WELLFLEET — On hearing there was a solar storm on the way, Jeremy Storer went online to find maps of where the northern lights might appear for those of us living on Outer Cape Cod. Taking pictures of the night sky is a recent interest, says Storer, who felt lucky to have been learning his way around his full-frame camera when the aurora borealis came along last weekend.
“I didn’t get a lot of sleep,” says Storer, who is by day a Wellfleet shellfisherman. “But I didn’t want to miss this opportunity to see the lights.” He spent hours at Race Point on Friday and Saturday nights, with family in tow, then late Sunday and in the wee hours of Monday watched alone from Newcomb Hollow Beach in Wellfleet.
That first night, Storer says, they were joined by only a few others, looking up in the darkness and hoping to see the aurora, though later in the weekend, more people turned out. You can’t know exactly when the lights will appear. “It takes patience,” he says.
The camera, fitted with a wide-angle lens, exaggerates the aurora’s effect, Storer says, because of the way it gathers the light. What he saw varied from one night to the next. On Friday at Race Point, the lights were “intense and flashing,” while in Wellfleet it was “hard to describe.”

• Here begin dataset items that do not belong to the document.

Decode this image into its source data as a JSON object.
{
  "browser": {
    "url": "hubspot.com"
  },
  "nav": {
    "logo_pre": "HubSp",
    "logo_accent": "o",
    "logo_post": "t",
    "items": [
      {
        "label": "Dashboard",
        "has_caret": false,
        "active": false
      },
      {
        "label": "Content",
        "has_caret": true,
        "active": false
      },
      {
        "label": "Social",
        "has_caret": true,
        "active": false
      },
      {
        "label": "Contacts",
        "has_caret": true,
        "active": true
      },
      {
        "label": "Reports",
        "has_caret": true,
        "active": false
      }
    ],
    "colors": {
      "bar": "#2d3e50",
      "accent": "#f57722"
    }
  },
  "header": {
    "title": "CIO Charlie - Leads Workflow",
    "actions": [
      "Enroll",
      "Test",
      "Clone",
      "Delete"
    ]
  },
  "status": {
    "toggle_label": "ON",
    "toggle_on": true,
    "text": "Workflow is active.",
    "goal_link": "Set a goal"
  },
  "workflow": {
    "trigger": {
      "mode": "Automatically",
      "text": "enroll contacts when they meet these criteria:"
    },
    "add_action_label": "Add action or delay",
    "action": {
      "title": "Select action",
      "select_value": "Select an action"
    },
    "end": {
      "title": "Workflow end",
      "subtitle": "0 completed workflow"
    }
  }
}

The sun emits a steady stream of charged particles called the solar wind, says Justin Samaha, the Independent’s astronomy columnist, who we called on for an explanation of the phenomenon. These electrons, protons, and alpha particles would present a dangerous radiation hazard, but Earth’s magnetic field protects us by deflecting the particles around the atmosphere.
Occasionally the solar wind flares up powerfully and the particles break through weak spots in our magnetic field at the north and south magnetic poles. When they strike molecules of nitrogen and oxygen in the upper atmosphere, those molecules are energized by the impact and the release of that energy takes the form of visible light.
“The different colors correspond to different gases and energy states,” Samaha says. “Aurorae are normally visible only in the highest latitudes. But when solar activity is unusually strong, as it was last weekend, those of us farther south can see the eerie, beautiful spectacle.
“One of my favorite science-fiction disaster movies, The Core, is about what happens if Earth’s magnetic field shuts down completely. It’s great fun even if the science is absurd,” says Samaha.